Previous talks at the SCCS Colloquium

Ali Ganbarov: Autonomous spaceship navigation and landing using Model Predictive Control

SCCS Colloquium |


Model predictive control (MPC) is a discrete-time multi-variable control architecture. It uses an internal model to predict the future behavior of the system that is being controlled, in this thesis, a spaceship. Based on the predictions, the optimal control actions are taken. MPC is designed to stabilize a system along the desired path while fulfilling its physical constraints. In automated driving applications, MPC is used as adaptive cruise control, assisting lane-keeping, lane-following control, parking and obstacle avoidance. In general, controlling the vehicle improves responsiveness while maintaining passenger comfort and safety.

Kerbal space program is a space flight simulation video game in which players can create rockets, aircraft, and other craft from a provided set of components. The players control their spacecraft in three dimensions and the game has been praised for its accurate orbital mechanics. All objects in the game except the celestial bodies are simulated using Newtonian dynamics thereby depicting realistic scenarios. A spacecraft has the ability to enter orbit or even travel to other celestial bodies. Certain properties such as the orbit or trajectory of the player vehicle, as well as the position and trajectory of other spacecraft and planetary bodies can be displayed to give an idea of the trajectories.

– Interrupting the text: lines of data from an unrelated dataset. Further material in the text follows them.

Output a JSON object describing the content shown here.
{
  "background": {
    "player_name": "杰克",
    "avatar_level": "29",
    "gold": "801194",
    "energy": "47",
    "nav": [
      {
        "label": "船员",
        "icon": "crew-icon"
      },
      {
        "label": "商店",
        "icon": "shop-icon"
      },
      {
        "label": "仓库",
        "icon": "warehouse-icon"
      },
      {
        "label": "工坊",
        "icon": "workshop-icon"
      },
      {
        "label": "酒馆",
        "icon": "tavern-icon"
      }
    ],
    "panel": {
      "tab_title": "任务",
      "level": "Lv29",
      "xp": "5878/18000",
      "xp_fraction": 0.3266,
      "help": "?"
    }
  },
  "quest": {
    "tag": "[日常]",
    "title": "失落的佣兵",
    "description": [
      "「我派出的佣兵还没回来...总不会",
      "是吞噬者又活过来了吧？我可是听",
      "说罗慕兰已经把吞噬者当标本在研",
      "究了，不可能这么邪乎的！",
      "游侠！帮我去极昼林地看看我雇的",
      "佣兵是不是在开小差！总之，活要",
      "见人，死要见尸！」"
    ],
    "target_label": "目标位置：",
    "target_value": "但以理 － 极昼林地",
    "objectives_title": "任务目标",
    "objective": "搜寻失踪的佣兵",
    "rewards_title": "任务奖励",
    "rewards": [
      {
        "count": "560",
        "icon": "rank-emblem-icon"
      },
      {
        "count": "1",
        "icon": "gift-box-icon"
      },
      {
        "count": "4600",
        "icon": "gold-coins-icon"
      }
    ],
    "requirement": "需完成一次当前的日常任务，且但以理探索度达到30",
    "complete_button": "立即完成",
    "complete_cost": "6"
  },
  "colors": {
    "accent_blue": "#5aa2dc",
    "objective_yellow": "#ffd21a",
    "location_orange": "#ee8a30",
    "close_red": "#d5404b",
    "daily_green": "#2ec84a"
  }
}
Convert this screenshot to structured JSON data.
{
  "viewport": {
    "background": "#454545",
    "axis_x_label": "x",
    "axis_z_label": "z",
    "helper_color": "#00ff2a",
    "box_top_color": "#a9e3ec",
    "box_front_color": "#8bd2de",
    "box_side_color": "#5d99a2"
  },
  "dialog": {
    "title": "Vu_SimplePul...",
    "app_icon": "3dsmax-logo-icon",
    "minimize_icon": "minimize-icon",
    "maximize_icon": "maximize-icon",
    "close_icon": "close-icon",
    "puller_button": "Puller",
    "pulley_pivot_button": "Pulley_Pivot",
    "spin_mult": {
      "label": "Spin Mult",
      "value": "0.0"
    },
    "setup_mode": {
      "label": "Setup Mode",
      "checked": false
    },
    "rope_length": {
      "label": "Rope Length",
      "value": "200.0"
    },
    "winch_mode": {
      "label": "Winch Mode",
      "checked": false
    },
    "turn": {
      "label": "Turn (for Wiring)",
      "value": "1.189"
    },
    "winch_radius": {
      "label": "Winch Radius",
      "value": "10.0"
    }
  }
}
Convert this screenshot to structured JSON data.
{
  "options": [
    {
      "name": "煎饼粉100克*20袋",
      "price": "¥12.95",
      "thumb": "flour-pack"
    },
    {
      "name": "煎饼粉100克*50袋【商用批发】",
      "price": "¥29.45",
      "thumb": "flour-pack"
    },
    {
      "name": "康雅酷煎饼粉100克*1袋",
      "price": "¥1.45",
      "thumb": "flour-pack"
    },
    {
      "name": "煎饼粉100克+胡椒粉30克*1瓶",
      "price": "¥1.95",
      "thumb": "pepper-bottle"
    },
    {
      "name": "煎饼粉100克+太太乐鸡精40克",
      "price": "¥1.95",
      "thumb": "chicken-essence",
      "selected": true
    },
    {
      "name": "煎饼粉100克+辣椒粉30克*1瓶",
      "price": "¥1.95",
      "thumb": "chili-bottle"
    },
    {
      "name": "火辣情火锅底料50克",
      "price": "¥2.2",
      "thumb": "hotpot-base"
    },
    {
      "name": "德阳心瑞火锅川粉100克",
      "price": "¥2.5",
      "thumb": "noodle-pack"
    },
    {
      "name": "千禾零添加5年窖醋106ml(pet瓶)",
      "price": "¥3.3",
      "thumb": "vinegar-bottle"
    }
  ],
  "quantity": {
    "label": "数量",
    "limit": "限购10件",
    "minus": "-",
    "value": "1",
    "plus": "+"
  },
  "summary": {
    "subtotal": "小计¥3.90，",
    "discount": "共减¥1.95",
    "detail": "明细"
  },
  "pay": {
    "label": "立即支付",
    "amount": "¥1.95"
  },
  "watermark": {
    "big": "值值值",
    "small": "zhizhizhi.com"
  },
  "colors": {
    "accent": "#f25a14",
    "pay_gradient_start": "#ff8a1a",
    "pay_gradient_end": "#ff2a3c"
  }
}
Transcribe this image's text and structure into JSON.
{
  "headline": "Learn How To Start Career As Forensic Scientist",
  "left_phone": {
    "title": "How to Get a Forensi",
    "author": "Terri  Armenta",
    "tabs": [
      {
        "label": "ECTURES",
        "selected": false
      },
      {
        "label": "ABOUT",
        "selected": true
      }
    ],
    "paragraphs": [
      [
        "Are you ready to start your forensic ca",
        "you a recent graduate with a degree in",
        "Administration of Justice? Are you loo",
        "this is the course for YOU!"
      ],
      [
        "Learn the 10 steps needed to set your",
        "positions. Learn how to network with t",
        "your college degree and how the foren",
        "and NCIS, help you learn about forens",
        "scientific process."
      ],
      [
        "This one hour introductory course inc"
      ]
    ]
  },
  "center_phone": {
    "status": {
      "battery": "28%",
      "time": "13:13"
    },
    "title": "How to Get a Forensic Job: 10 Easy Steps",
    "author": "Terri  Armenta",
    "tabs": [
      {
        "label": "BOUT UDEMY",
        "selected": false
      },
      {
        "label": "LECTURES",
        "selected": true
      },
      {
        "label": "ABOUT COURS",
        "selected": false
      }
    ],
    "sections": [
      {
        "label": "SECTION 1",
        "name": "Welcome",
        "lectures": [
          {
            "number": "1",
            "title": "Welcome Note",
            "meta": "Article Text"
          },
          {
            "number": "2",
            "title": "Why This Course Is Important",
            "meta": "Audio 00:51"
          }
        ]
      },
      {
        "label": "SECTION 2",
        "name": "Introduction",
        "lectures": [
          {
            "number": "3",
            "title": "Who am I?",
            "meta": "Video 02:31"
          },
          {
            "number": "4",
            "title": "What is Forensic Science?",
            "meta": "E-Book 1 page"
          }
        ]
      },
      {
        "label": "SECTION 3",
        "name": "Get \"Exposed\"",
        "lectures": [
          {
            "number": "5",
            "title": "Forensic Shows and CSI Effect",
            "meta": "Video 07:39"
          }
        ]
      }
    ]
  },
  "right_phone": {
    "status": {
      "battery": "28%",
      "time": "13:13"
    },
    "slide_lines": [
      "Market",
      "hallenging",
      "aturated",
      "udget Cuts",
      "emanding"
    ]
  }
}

This thesis describes the use of model predictive control for the landing of a spaceship simulated in the "Kerbal space program". After introducing the theoretical concepts and the simulation setup, the model for the spaceship is constructed and explained. Finally, using these concepts, the control policy for landing and stabilizing spaceship is derived.

Master's thesis submission talk (Informatics). Ali is advised by Felix Dietrich.